CAIRO, July 13 – Egypt’s current account deficit more than doubled to $5.1 billion during the January to March 2026 quarter, highlighting growing pressure from the country’s expanding merchandise trade gap despite stronger inflows from remittances, tourism and the Suez Canal.
According to data released by the Central Bank of Egypt, the deficit widened from $2.3 billion recorded in the corresponding period of 2025, largely reflecting higher import costs that outpaced growth in exports.
The central bank said the deterioration in the external balance was primarily driven by a larger merchandise trade deficit, although increased foreign currency inflows from key sectors helped cushion the impact.

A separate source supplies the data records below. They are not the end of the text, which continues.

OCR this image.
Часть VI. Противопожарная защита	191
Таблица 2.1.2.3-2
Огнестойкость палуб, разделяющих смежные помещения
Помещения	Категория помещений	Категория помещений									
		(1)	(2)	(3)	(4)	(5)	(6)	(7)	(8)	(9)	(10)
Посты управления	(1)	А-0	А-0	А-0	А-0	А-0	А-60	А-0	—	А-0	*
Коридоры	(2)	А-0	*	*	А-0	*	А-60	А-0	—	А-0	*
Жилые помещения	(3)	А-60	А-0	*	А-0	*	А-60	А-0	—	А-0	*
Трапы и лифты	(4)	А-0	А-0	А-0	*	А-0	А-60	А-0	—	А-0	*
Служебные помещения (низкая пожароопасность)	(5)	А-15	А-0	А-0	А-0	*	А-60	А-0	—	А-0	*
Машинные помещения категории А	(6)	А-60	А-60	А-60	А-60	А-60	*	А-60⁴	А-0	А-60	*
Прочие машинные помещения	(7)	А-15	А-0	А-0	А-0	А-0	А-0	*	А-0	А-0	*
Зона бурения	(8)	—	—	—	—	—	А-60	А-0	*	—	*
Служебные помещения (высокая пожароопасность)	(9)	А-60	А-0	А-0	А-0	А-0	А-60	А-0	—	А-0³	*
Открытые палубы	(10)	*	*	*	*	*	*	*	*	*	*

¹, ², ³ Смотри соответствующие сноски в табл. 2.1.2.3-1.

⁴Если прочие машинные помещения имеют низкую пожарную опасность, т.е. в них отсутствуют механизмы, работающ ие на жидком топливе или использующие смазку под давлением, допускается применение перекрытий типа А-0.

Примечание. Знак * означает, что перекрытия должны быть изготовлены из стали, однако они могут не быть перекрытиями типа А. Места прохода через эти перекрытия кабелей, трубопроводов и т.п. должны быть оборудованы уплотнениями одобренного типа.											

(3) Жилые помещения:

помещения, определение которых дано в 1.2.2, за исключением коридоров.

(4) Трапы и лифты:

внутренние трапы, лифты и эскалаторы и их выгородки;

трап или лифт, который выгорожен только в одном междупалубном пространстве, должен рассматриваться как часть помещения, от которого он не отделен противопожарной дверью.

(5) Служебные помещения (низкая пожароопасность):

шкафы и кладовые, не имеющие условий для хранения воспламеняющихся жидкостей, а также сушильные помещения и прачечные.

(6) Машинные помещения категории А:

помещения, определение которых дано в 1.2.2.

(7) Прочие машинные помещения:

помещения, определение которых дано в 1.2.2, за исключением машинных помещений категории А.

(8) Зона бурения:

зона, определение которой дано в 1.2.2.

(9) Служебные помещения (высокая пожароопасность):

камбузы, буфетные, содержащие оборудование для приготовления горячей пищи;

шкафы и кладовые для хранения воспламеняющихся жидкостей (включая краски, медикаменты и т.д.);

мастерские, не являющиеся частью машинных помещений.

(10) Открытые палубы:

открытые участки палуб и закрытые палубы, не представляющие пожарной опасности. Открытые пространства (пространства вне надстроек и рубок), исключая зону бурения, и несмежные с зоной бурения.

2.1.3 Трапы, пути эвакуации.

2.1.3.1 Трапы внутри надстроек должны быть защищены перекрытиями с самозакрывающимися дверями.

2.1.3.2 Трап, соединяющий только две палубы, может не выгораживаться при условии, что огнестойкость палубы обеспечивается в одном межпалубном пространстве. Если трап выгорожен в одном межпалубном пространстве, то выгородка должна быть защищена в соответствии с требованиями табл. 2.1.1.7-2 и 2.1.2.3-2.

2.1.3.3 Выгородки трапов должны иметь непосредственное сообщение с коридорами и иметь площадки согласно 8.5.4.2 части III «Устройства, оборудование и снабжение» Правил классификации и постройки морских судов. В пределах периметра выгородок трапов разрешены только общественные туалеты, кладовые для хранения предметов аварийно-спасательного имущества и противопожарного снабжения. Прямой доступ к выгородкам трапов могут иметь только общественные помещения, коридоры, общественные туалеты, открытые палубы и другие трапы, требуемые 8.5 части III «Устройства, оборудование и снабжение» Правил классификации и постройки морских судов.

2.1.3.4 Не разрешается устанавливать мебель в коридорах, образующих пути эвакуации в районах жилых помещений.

Net foreign direct investment (FDI) inflows remained broadly stable during the quarter, easing slightly to $3.7 billion from $3.8 billion a year earlier.
Remittances from Egyptians living abroad continued to provide strong support for the economy, rising to $12.8 billion during the quarter from $9.3 billion in the same period last year. The increase reinforces the importance of remittance inflows as one of Egypt’s largest and most resilient sources of foreign exchange.
Tourism also delivered stronger earnings, with revenues increasing to $4.2 billion, compared with $3.8 billion a year earlier, reflecting the sector’s continued recovery.
Meanwhile, revenues from the Suez Canal climbed to $1 billion, up from $800 million during the same quarter of 2025, providing an additional boost to foreign currency receipts.
On the trade front, Egypt’s oil import bill rose significantly to $5.7 billion, compared with $4.8 billion in the corresponding period last year. Oil exports also increased, but at a more modest pace, rising to $1.6 billion from $1.2 billion.
The latest figures underscore the mixed dynamics shaping Egypt’s external sector. While stronger remittances, tourism receipts and Suez Canal revenues continue to strengthen foreign exchange inflows, rising import costs and a widening trade deficit remain key challenges for the country’s balance of payments and overall external stability.